Jest artystą, tak zarabia na życie. Słowa wielu jego piosenek są bardzo mocne, bardzo wprost, odważnie świadczy o Jezusie.
Samuel napisał(a):
Nie wiem nawet, czy ma on coś przeciw ekumenii [zob. link:
http://starachowice-net.pl/informator/n ... ko-zdj-cia], lubi odwiedzać luterańskie kościoły [zob. np. ten link:
http://www.dziemiany.pl/koncert_w_dziem ... oltko-377/ ]
Jeśli nie wiesz, po co poruszasz ten temat?
Samuel napisał(a):
Inna sprawa, że są kościoły, które zezwalają mu głościć za pulpitem i tu się zaczynają schody. Nie, nie żartuję. Oto dowód niedzielnego kazania "Samarytanka" zob. link:
http://kzjgora.pl/index.php/kazania/audio/2011 , po którym Tomasz Żółtko sprzedawał płyty, ludzie przychodzili do niego po autograf, a on odbierał chwałę za swoją mowę. Tak to odebrałem, niestety, byłem wtedy "na żywo". Bożego Słowa mało, o sobie i ludzkich sprawach wiele.

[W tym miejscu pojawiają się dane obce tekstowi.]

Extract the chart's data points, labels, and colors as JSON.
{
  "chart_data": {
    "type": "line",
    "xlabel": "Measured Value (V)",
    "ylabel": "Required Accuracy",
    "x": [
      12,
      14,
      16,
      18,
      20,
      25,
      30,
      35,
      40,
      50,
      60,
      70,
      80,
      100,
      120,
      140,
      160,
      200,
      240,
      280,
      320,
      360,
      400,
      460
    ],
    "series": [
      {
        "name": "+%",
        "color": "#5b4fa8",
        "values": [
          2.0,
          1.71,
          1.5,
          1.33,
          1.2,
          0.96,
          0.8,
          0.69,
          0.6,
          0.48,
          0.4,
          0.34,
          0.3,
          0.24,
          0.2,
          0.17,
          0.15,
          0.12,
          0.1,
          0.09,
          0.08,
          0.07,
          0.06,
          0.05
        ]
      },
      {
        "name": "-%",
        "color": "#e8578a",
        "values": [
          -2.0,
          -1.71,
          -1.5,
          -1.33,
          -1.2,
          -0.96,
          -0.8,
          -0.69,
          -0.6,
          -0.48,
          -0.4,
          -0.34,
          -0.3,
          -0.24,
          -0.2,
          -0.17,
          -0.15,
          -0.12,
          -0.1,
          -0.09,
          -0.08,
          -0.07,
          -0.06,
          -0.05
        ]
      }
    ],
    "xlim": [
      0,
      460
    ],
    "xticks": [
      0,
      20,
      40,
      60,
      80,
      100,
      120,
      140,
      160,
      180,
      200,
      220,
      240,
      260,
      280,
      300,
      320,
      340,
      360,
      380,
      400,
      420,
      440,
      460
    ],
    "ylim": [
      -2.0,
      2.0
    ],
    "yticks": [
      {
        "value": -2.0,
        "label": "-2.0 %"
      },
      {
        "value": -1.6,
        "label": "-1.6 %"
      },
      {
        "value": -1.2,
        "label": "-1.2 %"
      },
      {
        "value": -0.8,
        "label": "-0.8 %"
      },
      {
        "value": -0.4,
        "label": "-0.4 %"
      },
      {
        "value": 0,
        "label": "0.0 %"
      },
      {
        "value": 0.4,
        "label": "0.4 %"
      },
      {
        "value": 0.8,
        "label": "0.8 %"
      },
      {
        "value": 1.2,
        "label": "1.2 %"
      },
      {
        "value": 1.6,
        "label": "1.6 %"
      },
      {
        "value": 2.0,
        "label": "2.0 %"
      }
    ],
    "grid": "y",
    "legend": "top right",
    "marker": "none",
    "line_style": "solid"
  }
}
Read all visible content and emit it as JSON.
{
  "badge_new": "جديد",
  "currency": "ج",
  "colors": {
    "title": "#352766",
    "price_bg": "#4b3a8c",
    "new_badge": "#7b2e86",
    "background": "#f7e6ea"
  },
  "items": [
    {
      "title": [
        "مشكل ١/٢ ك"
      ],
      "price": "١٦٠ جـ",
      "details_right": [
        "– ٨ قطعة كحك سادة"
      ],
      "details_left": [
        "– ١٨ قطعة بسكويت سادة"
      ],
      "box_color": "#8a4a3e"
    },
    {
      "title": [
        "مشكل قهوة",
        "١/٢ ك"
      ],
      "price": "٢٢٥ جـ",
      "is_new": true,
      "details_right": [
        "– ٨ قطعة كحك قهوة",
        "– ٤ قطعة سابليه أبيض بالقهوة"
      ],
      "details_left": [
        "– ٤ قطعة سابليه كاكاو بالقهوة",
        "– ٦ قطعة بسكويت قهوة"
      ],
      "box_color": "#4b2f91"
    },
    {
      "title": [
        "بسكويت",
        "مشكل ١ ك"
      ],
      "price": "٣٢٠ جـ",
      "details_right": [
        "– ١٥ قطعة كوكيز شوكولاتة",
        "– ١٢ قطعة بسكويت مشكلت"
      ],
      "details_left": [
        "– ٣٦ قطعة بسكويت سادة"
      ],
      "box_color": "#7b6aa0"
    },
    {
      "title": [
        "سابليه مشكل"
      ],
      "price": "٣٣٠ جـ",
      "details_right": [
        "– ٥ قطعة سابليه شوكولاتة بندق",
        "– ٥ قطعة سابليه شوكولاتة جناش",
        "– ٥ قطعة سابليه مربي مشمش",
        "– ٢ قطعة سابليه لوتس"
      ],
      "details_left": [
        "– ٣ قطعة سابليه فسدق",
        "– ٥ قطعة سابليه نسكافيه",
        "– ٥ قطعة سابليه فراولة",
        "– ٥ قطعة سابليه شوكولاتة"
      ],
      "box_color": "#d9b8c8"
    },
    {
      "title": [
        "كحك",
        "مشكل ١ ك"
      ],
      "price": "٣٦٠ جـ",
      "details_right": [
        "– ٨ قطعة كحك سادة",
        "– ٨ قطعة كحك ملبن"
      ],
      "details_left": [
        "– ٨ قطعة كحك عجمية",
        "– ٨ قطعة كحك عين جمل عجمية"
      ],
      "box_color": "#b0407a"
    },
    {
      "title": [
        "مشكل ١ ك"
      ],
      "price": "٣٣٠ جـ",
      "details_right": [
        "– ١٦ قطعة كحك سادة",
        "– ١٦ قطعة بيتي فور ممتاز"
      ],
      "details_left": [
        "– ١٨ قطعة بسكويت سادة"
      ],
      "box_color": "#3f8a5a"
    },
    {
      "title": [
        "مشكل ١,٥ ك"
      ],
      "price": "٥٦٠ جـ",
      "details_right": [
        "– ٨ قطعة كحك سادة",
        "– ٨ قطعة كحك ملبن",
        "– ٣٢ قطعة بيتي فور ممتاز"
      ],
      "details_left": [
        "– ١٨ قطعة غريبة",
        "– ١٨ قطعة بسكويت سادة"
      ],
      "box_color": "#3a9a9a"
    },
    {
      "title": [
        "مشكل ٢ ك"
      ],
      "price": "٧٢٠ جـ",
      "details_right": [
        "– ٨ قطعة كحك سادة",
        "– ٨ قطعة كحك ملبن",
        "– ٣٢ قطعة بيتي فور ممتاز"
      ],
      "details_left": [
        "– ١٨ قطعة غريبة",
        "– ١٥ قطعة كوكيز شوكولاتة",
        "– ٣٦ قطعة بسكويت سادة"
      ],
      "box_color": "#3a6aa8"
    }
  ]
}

Mnie jego głoszenie bardzo zbudowało.
Samuel napisał(a):
A tytuły jego utworów "Bóg kocha chorych na AIDS", "Klatka skandalu", "Krótkie wyprawy w kosmos", "Bóg dał nam seks", mówią same za siebie.
Co mówią? Czytałeś teksty tych piosenek?
Samuel napisał(a):
Co do tego artykułu, powielanego na innych portalach, kościelnych także. Ten tekst jest bardzo zachowawczy, nie ma Bożego Słowa ani słowa, coś na zasadzie "...nie jestem przeciw, lecz...", "...nie jestem za, ale..." I nie wiadomo, co autor tak naprawdę miał na myśli. A idąc za Bogiem, nie da się tak, by "wilk był syty, i owca cała". Oczywiście, mówię tylko za siebie.
A jaki wilk tu syty, jaka owca cała? Tekst jest jasny, realizuje założony temat. Dla mnie też bardzo budujący.